The coffee industry in El Salvador has shown a greater decline in recent years and since 2000, the industry has been greatly affected by increased competition from other countries on the world market, whose cheaper coffee beans have caused prices to plummet. As of 2002 coffee trading is responsible for 3.5% of El Salvador's GDP. Since 2000, 70,000 have lost their jobs as a result of the rapid decline in the Salvadoran coffee trade. The heavy coffee production of the past has taken its toll on the environment in many areas of the country.
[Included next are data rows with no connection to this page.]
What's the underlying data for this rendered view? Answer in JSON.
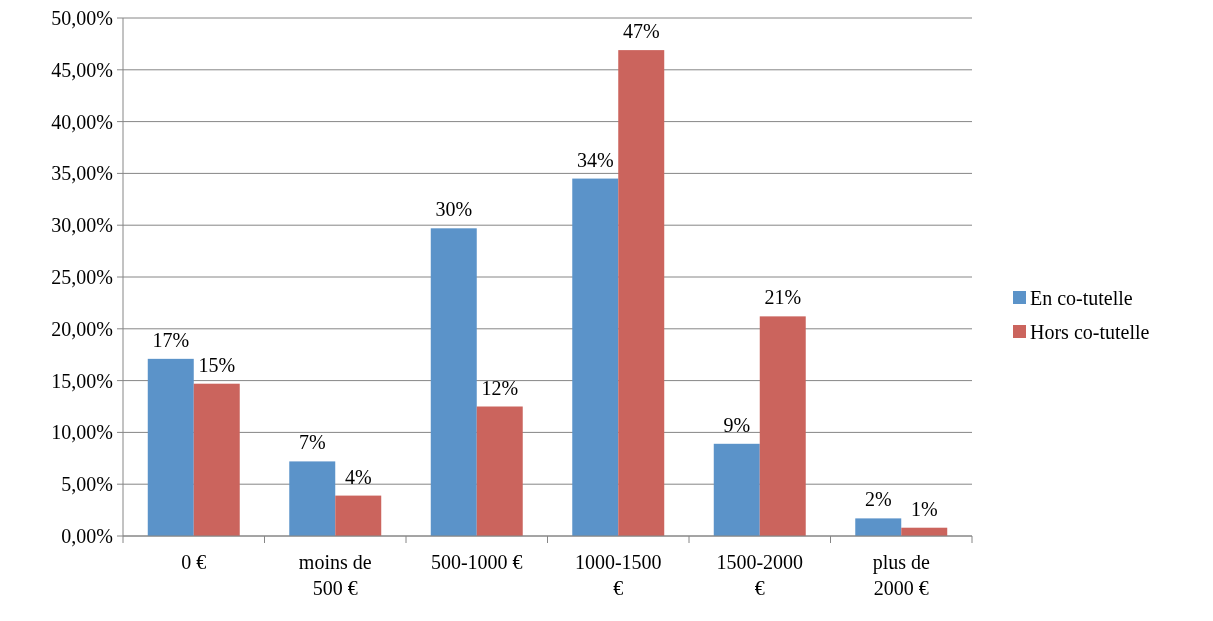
{
  "chart_data": {
    "type": "bar",
    "categories": [
      "0 €",
      "moins de 500 €",
      "500-1000 €",
      "1000-1500 €",
      "1500-2000 €",
      "plus de 2000 €"
    ],
    "series": [
      {
        "name": "En co-tutelle",
        "color": "#5b93c9",
        "values": [
          17.1,
          7.2,
          29.7,
          34.5,
          8.9,
          1.7
        ],
        "value_labels": [
          "17%",
          "7%",
          "30%",
          "34%",
          "9%",
          "2%"
        ]
      },
      {
        "name": "Hors co-tutelle",
        "color": "#cb645d",
        "values": [
          14.7,
          3.9,
          12.5,
          46.9,
          21.2,
          0.8
        ],
        "value_labels": [
          "15%",
          "4%",
          "12%",
          "47%",
          "21%",
          "1%"
        ]
      }
    ],
    "ylim": [
      0,
      50
    ],
    "yticks": [
      {
        "value": 0,
        "label": "0,00%"
      },
      {
        "value": 5,
        "label": "5,00%"
      },
      {
        "value": 10,
        "label": "10,00%"
      },
      {
        "value": 15,
        "label": "15,00%"
      },
      {
        "value": 20,
        "label": "20,00%"
      },
      {
        "value": 25,
        "label": "25,00%"
      },
      {
        "value": 30,
        "label": "30,00%"
      },
      {
        "value": 35,
        "label": "35,00%"
      },
      {
        "value": 40,
        "label": "40,00%"
      },
      {
        "value": 45,
        "label": "45,00%"
      },
      {
        "value": 50,
        "label": "50,00%"
      }
    ],
    "grid": "y",
    "legend": "right"
  }
}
In some parts of El Salvador coffee is still highly important to the economy. The Ciudad Barrios Cooperative, for instance, operating in the Cacahuatique mountains of eastern El Salvador since the late 1970s, was producing approximately 8.5 million pounds of coffee annually until 2003. The Cooperative has since been involved with organizations such as USAID which has aided small and medium-sized Salvadoran coffee producers to produce for international higher-grade coffee markets, and was awarded a Rainforest Alliance certification. Other coffee producers have also been increasingly influenced by international campaign organizations, with many producers now cultivating fair trade coffee.

==Labor issues==
Harvesting coffee has been determined by national law as a hazardous activity. In 2013, the U.S. Department of Labor reported that 6.3% of children aged 5 to 14 were working children and that 56% of them engaged in child labor in the agricultural sector, harvesting coffee among other dangerous activities.
Coffee has also been listed in the department's 2014 List of Goods Produced by Child Labor or Forced Labor among four other goods from the agricultural sector for the most part.